Eva had agreed. There hadn’t been any other reasonable response. So that was that. End of story.
Except it didn’t feel like the end of anything.
Eva shifted under the covers, restless. If it had been just an attraction, it would have been easier to dismiss.
Eva could have dealt with it. Controlled herself.
But it was the way Maddy, who had great difficulty deciding anything, came for her so determinedly, for what she seemed to want so much in that moment.
And Eva—who prided herself on control, on boundaries—hadn’t stopped it.
It was like she didn’t know how to. Like her body only knew how to do what it wanted and nothing else.
And that wasn’t true. That had never been true.
She wasn’t like her parents, who never met a narcotic they could turn away from.
Not even at the cost of losing their only child.
Eva had a hold of herself. She’d always had a hold of herself. And lust was just another drug. Sex was a drug. Love was a drug.
She turned onto her other side, as if a change of position might help. It didn’t. Hannah kept snoring cacophonously, rolled slightly, and continued snoring without interruption.
Eva stared into the dim room and told herself, very firmly, that this was exactly why she didn’t blur lines. One moment of letting something slip, and suddenly her entire body was behaving chaotically.
But, for fuck’s sake, it had only been a brief touch of lips. That was all. So why did it feel like something had broken?
Eva’s gaze drifted to the door. The handle was just visible in the low light, and the thought came quietly. It would be very easy to get up, open it without a sound, and step out into the corridor.
It would be even easier to walk down the hall and stop outside Maddy’s room. To tap lightly. Just enough that Maddy would know it was her.
Eva closed her eyes, cutting the thought off. No. That was not happening. For several very good reasons.
First: Maddy was sharing a room with her mother, and if she turned out to be a light sleeper, Eva had no desire to explain her presence outside that door. Second—and more importantly—Maddy had made her position clear. The kiss had been a mistake for her.
Eva was not about to ignore that. She wasn’t going to be the person who complicated someone else’s life for the sake of this crazy pull. Even if Eva’s body was still electrified from contact, all these hours later. Even if she wanted…
She shifted again, muttering under her breath, ‘For god’s sake,’ before she realised she’d spoken aloud. But Hannah’s snoring continued, unbothered and unwavering.
The night stretched on. Eva checked the time more than once—3:17, then 4:02, then 5:11—each time hoping that exhaustion would finally win out. It didn’t. Sleep stayed out of reach, the bitch.

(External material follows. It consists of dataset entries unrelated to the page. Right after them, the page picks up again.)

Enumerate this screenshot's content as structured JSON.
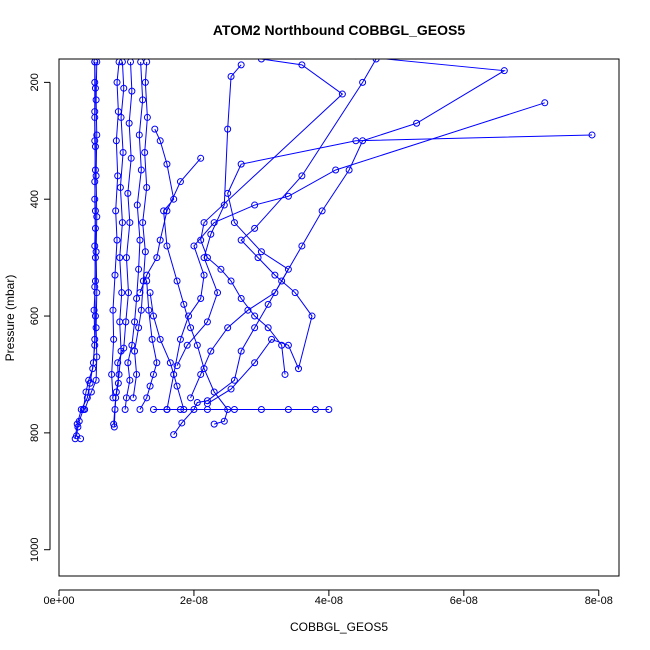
{
  "chart_data": {
    "type": "scatter",
    "title": "ATOM2 Northbound COBBGL_GEOS5",
    "xlabel": "COBBGL_GEOS5",
    "ylabel": "Pressure (mbar)",
    "xlim": [
      0,
      8.3e-08
    ],
    "ylim": [
      1045,
      160
    ],
    "y_reversed": true,
    "grid": false,
    "x_ticks": [
      0,
      2e-08,
      4e-08,
      6e-08,
      8e-08
    ],
    "x_tick_labels": [
      "0e+00",
      "2e-08",
      "4e-08",
      "6e-08",
      "8e-08"
    ],
    "y_ticks": [
      200,
      400,
      600,
      800,
      1000
    ],
    "y_tick_labels": [
      "200",
      "400",
      "600",
      "800",
      "1000"
    ],
    "series_color": "#0000ff",
    "series": [
      {
        "values": [
          [
            3.2e-09,
            810
          ],
          [
            2.6e-09,
            805
          ],
          [
            2.8e-09,
            790
          ],
          [
            3e-09,
            780
          ],
          [
            3.6e-09,
            760
          ],
          [
            4e-09,
            730
          ],
          [
            4.4e-09,
            710
          ],
          [
            5e-09,
            690
          ],
          [
            5.3e-09,
            650
          ],
          [
            5.4e-09,
            600
          ],
          [
            5.3e-09,
            550
          ],
          [
            5.4e-09,
            500
          ],
          [
            5.4e-09,
            450
          ],
          [
            5.3e-09,
            400
          ],
          [
            5.4e-09,
            350
          ],
          [
            5.3e-09,
            300
          ],
          [
            5.3e-09,
            250
          ],
          [
            5.3e-09,
            200
          ],
          [
            5.3e-09,
            165
          ]
        ]
      },
      {
        "values": [
          [
            2.4e-09,
            810
          ],
          [
            2.7e-09,
            785
          ],
          [
            3.3e-09,
            760
          ],
          [
            4.2e-09,
            740
          ],
          [
            4.6e-09,
            715
          ],
          [
            5.1e-09,
            680
          ],
          [
            5.3e-09,
            640
          ],
          [
            5.2e-09,
            590
          ],
          [
            5.4e-09,
            540
          ],
          [
            5.3e-09,
            480
          ],
          [
            5.4e-09,
            420
          ],
          [
            5.3e-09,
            370
          ],
          [
            5.4e-09,
            310
          ],
          [
            5.3e-09,
            260
          ],
          [
            5.4e-09,
            210
          ],
          [
            5.3e-09,
            165
          ]
        ]
      },
      {
        "values": [
          [
            3.8e-09,
            760
          ],
          [
            4.8e-09,
            730
          ],
          [
            5.5e-09,
            710
          ],
          [
            5.6e-09,
            670
          ],
          [
            5.5e-09,
            620
          ],
          [
            5.6e-09,
            560
          ],
          [
            5.5e-09,
            490
          ],
          [
            5.6e-09,
            430
          ],
          [
            5.5e-09,
            360
          ],
          [
            5.6e-09,
            290
          ],
          [
            5.5e-09,
            230
          ],
          [
            5.6e-09,
            165
          ]
        ]
      },
      {
        "values": [
          [
            8.2e-09,
            790
          ],
          [
            8.3e-09,
            760
          ],
          [
            8.5e-09,
            730
          ],
          [
            8.9e-09,
            700
          ],
          [
            9.2e-09,
            660
          ],
          [
            9e-09,
            610
          ],
          [
            9.3e-09,
            560
          ],
          [
            9e-09,
            500
          ],
          [
            9.4e-09,
            440
          ],
          [
            9.1e-09,
            380
          ],
          [
            9.5e-09,
            320
          ],
          [
            9.2e-09,
            260
          ],
          [
            9.6e-09,
            210
          ],
          [
            9.4e-09,
            165
          ]
        ]
      },
      {
        "values": [
          [
            8.1e-09,
            785
          ],
          [
            8.4e-09,
            740
          ],
          [
            8.8e-09,
            715
          ],
          [
            8.7e-09,
            680
          ],
          [
            9.6e-09,
            655
          ],
          [
            9.9e-09,
            610
          ],
          [
            1.03e-08,
            560
          ],
          [
            1e-08,
            500
          ],
          [
            1.05e-08,
            440
          ],
          [
            1.02e-08,
            390
          ],
          [
            1.07e-08,
            330
          ],
          [
            1.04e-08,
            270
          ],
          [
            1.08e-08,
            215
          ],
          [
            1.06e-08,
            165
          ]
        ]
      },
      {
        "values": [
          [
            9.8e-09,
            760
          ],
          [
            1e-08,
            740
          ],
          [
            1.05e-08,
            710
          ],
          [
            1.02e-08,
            680
          ],
          [
            1.08e-08,
            650
          ],
          [
            1.12e-08,
            610
          ],
          [
            1.15e-08,
            570
          ],
          [
            1.18e-08,
            520
          ],
          [
            1.2e-08,
            470
          ],
          [
            1.16e-08,
            410
          ],
          [
            1.22e-08,
            350
          ],
          [
            1.19e-08,
            290
          ],
          [
            1.24e-08,
            230
          ],
          [
            1.21e-08,
            165
          ]
        ]
      },
      {
        "values": [
          [
            8e-09,
            740
          ],
          [
            7.8e-09,
            700
          ],
          [
            8.1e-09,
            640
          ],
          [
            8e-09,
            590
          ],
          [
            8.3e-09,
            530
          ],
          [
            8.6e-09,
            470
          ],
          [
            8.4e-09,
            420
          ],
          [
            8.7e-09,
            360
          ],
          [
            8.5e-09,
            300
          ],
          [
            8.8e-09,
            250
          ],
          [
            8.6e-09,
            200
          ],
          [
            8.9e-09,
            165
          ]
        ]
      },
      {
        "values": [
          [
            1.1e-08,
            740
          ],
          [
            1.15e-08,
            700
          ],
          [
            1.12e-08,
            660
          ],
          [
            1.18e-08,
            620
          ],
          [
            1.22e-08,
            590
          ],
          [
            1.25e-08,
            540
          ],
          [
            1.28e-08,
            490
          ],
          [
            1.24e-08,
            440
          ],
          [
            1.3e-08,
            380
          ],
          [
            1.27e-08,
            320
          ],
          [
            1.31e-08,
            260
          ],
          [
            1.28e-08,
            200
          ],
          [
            1.3e-08,
            165
          ]
        ]
      },
      {
        "values": [
          [
            1.2e-08,
            760
          ],
          [
            1.3e-08,
            740
          ],
          [
            1.35e-08,
            720
          ],
          [
            1.4e-08,
            700
          ],
          [
            1.45e-08,
            680
          ],
          [
            1.38e-08,
            640
          ],
          [
            1.33e-08,
            590
          ],
          [
            1.3e-08,
            540
          ]
        ]
      },
      {
        "values": [
          [
            1.7e-08,
            803
          ],
          [
            1.82e-08,
            783
          ],
          [
            2e-08,
            760
          ],
          [
            2.05e-08,
            748
          ],
          [
            2.2e-08,
            745
          ],
          [
            2.6e-08,
            710
          ],
          [
            2.7e-08,
            660
          ],
          [
            2.9e-08,
            620
          ],
          [
            3.1e-08,
            580
          ],
          [
            3.3e-08,
            540
          ],
          [
            3.6e-08,
            480
          ],
          [
            3.9e-08,
            420
          ],
          [
            4.3e-08,
            350
          ],
          [
            4.5e-08,
            300
          ],
          [
            5.3e-08,
            270
          ],
          [
            6.6e-08,
            180
          ],
          [
            4.4e-08,
            155
          ]
        ]
      },
      {
        "values": [
          [
            1.95e-08,
            740
          ],
          [
            2.1e-08,
            700
          ],
          [
            2.25e-08,
            660
          ],
          [
            2.5e-08,
            620
          ],
          [
            2.8e-08,
            590
          ],
          [
            3.2e-08,
            560
          ],
          [
            3.4e-08,
            520
          ],
          [
            3e-08,
            490
          ],
          [
            2.6e-08,
            440
          ],
          [
            2.5e-08,
            390
          ],
          [
            2.7e-08,
            340
          ],
          [
            4.4e-08,
            300
          ],
          [
            7.9e-08,
            290
          ]
        ]
      },
      {
        "values": [
          [
            1.6e-08,
            760
          ],
          [
            1.7e-08,
            700
          ],
          [
            1.8e-08,
            640
          ],
          [
            1.92e-08,
            600
          ],
          [
            2.1e-08,
            570
          ],
          [
            2.15e-08,
            530
          ],
          [
            2e-08,
            480
          ],
          [
            2.3e-08,
            440
          ],
          [
            2.9e-08,
            410
          ],
          [
            3.4e-08,
            395
          ],
          [
            4.1e-08,
            350
          ],
          [
            7.2e-08,
            235
          ]
        ]
      },
      {
        "values": [
          [
            2.2e-08,
            750
          ],
          [
            2.55e-08,
            725
          ],
          [
            2.9e-08,
            680
          ],
          [
            3.15e-08,
            640
          ],
          [
            3.4e-08,
            650
          ],
          [
            3.55e-08,
            690
          ],
          [
            3.75e-08,
            600
          ],
          [
            3.5e-08,
            560
          ],
          [
            3.2e-08,
            530
          ],
          [
            2.95e-08,
            500
          ],
          [
            2.7e-08,
            470
          ],
          [
            2.9e-08,
            450
          ],
          [
            3.6e-08,
            360
          ],
          [
            4.5e-08,
            200
          ],
          [
            4.7e-08,
            160
          ]
        ]
      },
      {
        "values": [
          [
            2.3e-08,
            785
          ],
          [
            2.45e-08,
            780
          ],
          [
            2.5e-08,
            760
          ],
          [
            2.3e-08,
            730
          ],
          [
            2.15e-08,
            690
          ],
          [
            2.05e-08,
            650
          ],
          [
            1.95e-08,
            620
          ],
          [
            1.85e-08,
            580
          ],
          [
            1.75e-08,
            540
          ],
          [
            1.6e-08,
            480
          ],
          [
            1.55e-08,
            420
          ],
          [
            1.7e-08,
            400
          ],
          [
            1.6e-08,
            340
          ],
          [
            1.5e-08,
            300
          ],
          [
            1.42e-08,
            280
          ]
        ]
      },
      {
        "values": [
          [
            1.4e-08,
            760
          ],
          [
            1.6e-08,
            760
          ],
          [
            1.8e-08,
            760
          ],
          [
            2.2e-08,
            760
          ],
          [
            2.6e-08,
            760
          ],
          [
            3e-08,
            760
          ],
          [
            3.4e-08,
            760
          ],
          [
            3.8e-08,
            760
          ],
          [
            4e-08,
            760
          ]
        ]
      },
      {
        "values": [
          [
            1.75e-08,
            685
          ],
          [
            1.9e-08,
            650
          ],
          [
            2.2e-08,
            610
          ],
          [
            2.35e-08,
            560
          ],
          [
            2.15e-08,
            500
          ],
          [
            2.25e-08,
            460
          ],
          [
            2.45e-08,
            410
          ],
          [
            2.5e-08,
            280
          ],
          [
            2.55e-08,
            190
          ],
          [
            2.7e-08,
            170
          ]
        ]
      },
      {
        "values": [
          [
            3.35e-08,
            700
          ],
          [
            3.3e-08,
            650
          ],
          [
            3.1e-08,
            620
          ],
          [
            2.9e-08,
            600
          ],
          [
            2.7e-08,
            570
          ],
          [
            2.55e-08,
            540
          ],
          [
            2.4e-08,
            520
          ],
          [
            2.2e-08,
            500
          ],
          [
            2.1e-08,
            470
          ],
          [
            2.15e-08,
            440
          ],
          [
            4.2e-08,
            220
          ],
          [
            3.6e-08,
            170
          ],
          [
            3e-08,
            160
          ]
        ]
      },
      {
        "values": [
          [
            1.85e-08,
            760
          ],
          [
            1.75e-08,
            720
          ],
          [
            1.65e-08,
            680
          ],
          [
            1.5e-08,
            640
          ],
          [
            1.4e-08,
            600
          ],
          [
            1.35e-08,
            560
          ]
        ]
      },
      {
        "values": [
          [
            2.1e-08,
            330
          ],
          [
            1.8e-08,
            370
          ],
          [
            1.6e-08,
            420
          ],
          [
            1.5e-08,
            470
          ],
          [
            1.45e-08,
            500
          ],
          [
            1.3e-08,
            530
          ],
          [
            1.2e-08,
            560
          ]
        ]
      }
    ]
  }
}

By the time the first light of morning crept around the curtains, Eva had given up.
She moved carefully, slipping out of bed without disturbing Hannah, who snored on. Eva dressed quickly and quietly, gathering her things carefully.
At the door, the thought returned. She could still knock. She could still choose to make this into something else, something harder to walk away from.
But she didn’t.
Maddy had a life already in motion. And Eva was an adult with a job and the ability to control her impulses.
She opened the door, stepped into the empty corridor, and closed it gently behind her.